Tesla Inc.'s solar energy installations during the fourth quarter fell to their lowest levels since the beginning of 2014 as the company continued to focus on more lucrative projects and scaled back some of its sales efforts.
But Tesla executives also said they expect solar energy installations to start growing again later this year, as it ramps up efforts to sell its solar energy products in the company's 330 stores and at upwards of 800 Home Depot locations.
The company, which started making its new solar roof product late last year at its sprawling factory in South Buffalo, said it is "deliberately ramping production at a gradual pace" because of the "significant complexity" in both making and installing the solar roof, Tesla Chairman and CEO Elon Musk and Deepak Ahuja, the company's chief financial officer, said in a letter to shareholders.
Tesla said last month that it began making its solar roof - which looks like a conventional roof, but has power-producing solar cells inside - at its South Park Avenue factory in December, although it has not described the level of production.
Its partner, Panasonic, has more than 300 employees in the factory, making solar panels, with plans to broaden production to include the solar cells that are used in those panels this month.
"We are ahead of schedule with the hiring targets we've agreed to with the state of New York," Musk and Ahuja said in the letter to shareholders. The company has pledged to create 1,460 jobs in the Buffalo Niagara region, with another 1,440 local jobs coming from suppliers and service providers for the plant.
Tesla has said demand has been strong for the solar roof, with an undisclosed number of consumers putting down deposits.

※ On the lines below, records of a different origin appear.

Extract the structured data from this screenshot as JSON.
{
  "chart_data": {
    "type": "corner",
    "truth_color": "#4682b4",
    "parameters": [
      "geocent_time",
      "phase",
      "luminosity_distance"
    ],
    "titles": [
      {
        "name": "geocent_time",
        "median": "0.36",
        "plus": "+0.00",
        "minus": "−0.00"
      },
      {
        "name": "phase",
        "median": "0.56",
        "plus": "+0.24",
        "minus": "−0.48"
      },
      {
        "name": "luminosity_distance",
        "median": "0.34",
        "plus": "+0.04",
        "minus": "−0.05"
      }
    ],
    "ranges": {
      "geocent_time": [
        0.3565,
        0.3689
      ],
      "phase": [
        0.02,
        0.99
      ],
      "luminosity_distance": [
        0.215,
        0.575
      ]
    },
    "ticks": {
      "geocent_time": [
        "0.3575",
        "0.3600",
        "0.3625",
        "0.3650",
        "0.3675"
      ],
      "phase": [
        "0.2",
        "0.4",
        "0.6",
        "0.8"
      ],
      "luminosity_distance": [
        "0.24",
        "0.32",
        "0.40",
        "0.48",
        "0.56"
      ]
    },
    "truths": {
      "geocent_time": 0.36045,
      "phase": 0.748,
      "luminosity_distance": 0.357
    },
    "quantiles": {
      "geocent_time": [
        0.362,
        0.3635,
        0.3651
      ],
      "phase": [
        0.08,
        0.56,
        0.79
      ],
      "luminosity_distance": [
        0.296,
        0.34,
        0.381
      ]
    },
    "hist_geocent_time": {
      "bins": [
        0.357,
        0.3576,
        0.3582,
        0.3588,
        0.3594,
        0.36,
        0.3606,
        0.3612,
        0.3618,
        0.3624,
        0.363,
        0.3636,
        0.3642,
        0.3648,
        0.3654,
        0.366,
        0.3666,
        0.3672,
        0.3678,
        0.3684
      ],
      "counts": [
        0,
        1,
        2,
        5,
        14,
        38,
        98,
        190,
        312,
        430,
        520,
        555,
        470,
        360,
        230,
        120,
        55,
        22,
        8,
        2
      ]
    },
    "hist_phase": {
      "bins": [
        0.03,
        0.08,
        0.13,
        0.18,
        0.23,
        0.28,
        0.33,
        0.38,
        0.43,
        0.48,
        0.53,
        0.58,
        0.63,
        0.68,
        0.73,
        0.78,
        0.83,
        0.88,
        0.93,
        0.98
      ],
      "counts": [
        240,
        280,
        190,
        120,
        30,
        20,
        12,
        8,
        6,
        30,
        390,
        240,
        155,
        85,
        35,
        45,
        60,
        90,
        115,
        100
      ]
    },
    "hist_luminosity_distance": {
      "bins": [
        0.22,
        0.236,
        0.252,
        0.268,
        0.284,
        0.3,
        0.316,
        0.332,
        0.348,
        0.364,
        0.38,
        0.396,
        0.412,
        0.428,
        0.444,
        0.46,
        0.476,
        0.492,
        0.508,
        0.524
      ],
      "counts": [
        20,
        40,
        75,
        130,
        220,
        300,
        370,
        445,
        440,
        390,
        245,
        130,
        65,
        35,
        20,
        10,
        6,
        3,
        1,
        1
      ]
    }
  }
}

"With demand outpacing production, we expect our backlog to remain in excess of one year for the next several quarters," Musk and Ahuja said in the letter.
Tesla said it deployed enough solar energy systems to generate 87 megawatts of electricity during the fourth quarter, 20 percent less than the 109 megawatts it deployed in the third quarter and its lowest since SolarCity deployed 82 megawatts in the first quarter of 2014, more than two years before the rooftop solar installer was acquired by Tesla.
The drop in solar energy deployments stems from the decision by Tesla last year to try to stem the losses at the former SolarCity business it acquired in November 2016 by eliminating door-to-door sales and moving away from the no-money-down leases that contributed to SolarCity's rapid - but unprofitable - growth.
Tesla has been putting more focus on solar energy sales where homeowners buy their solar panels, rather than lease them - a shift that eases the cash demands of the solar business and matches a shift in consumer preferences. Tesla said 54 percent of its sales during the fourth quarter involved cash or loans, up from 25 percent a year ago.
The solar energy business' slump was overshadowed, however, by Tesla's smaller-than-expected adjusted loss from its operations of $3.04 per share during the fourth quarter, which was less than the loss of $3.11 per share that analysts had forecast.
Tesla said it delivered 1,542 of its more affordable Model 3 sedans during the first quarter and stuck by its earlier target of boosting production to 5,000 vehicles a week by the end of June. The company said it hopes to be producing 2,500 Model 3s a week by the end of March.
The slow ramp of the Model 3 production - its output targets have been pushed back twice before - means it is taking longer for Tesla to reap the benefits from a mass-market vehicle that the company is counting on to stem its losses and ease its cash drain.
Tesla said it delivered 28,425 of its Model S sedan and Model X SUV during the quarter, up 10 percent from the third quarter and 28 percent more than a year ago.